Identification of Pb speciation and transformation during the extraction processes is considered to be conducive to assess in vitro bioaccessibility, and bioaccessibility results would clearly influence the risk assessment of incidental soil ingestion. Therefore, this study was conducted to demonstrate the transformation and bioaccessibility of Pb during the PBET assay process for Pb(NO₃)₂ and PbCO₃(s) upon Ca(H₂PO₄)₂ amendment. The two Pb compounds were selected with the consideration of Pb(NO₃)₂ standing for soluble Pb species and PbCO₃(s) representing the less soluble Pb species. The objectives were (1) to investigate the impact of P amendment on Pb transformation of two different Pb compounds during the extraction procedure, (2) to understand the impact of Pb transformation on Pb bioaccessibility, and (3) to determine the effect of fluid components on Pb bioaccessibility in gastrointestinal phase.

2. Material and methods

2.1 Material characterization

All chemicals used in this study including Pb(NO₃)₂, PbCO₃(s), and Ca(H₂PO₄)₂·2H₂O were analytical grade and purchased from Sinopharm Chemical Reagent Co, Ltd. All solutions were prepared in the deionized water (18 MΩ cm).
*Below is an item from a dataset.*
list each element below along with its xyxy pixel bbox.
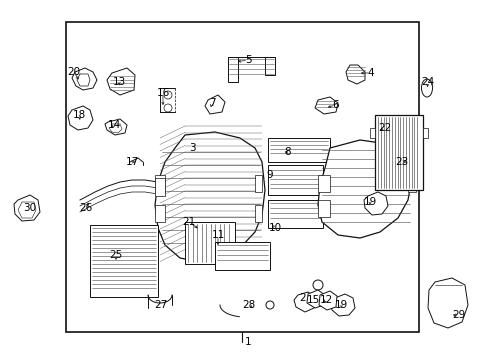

2.2 In vitro Pb bioaccessibility assessment

To evaluate Pb bioaccessibility, the physiologically based extraction test (PBET) was employed in this study with a minor modification.⁷ The assay simulated process in human gastrointestinal tract, and included two phases: the gastric phase (G-P) at pH = 2 followed by the intestinal phase (I-P) at pH = 7.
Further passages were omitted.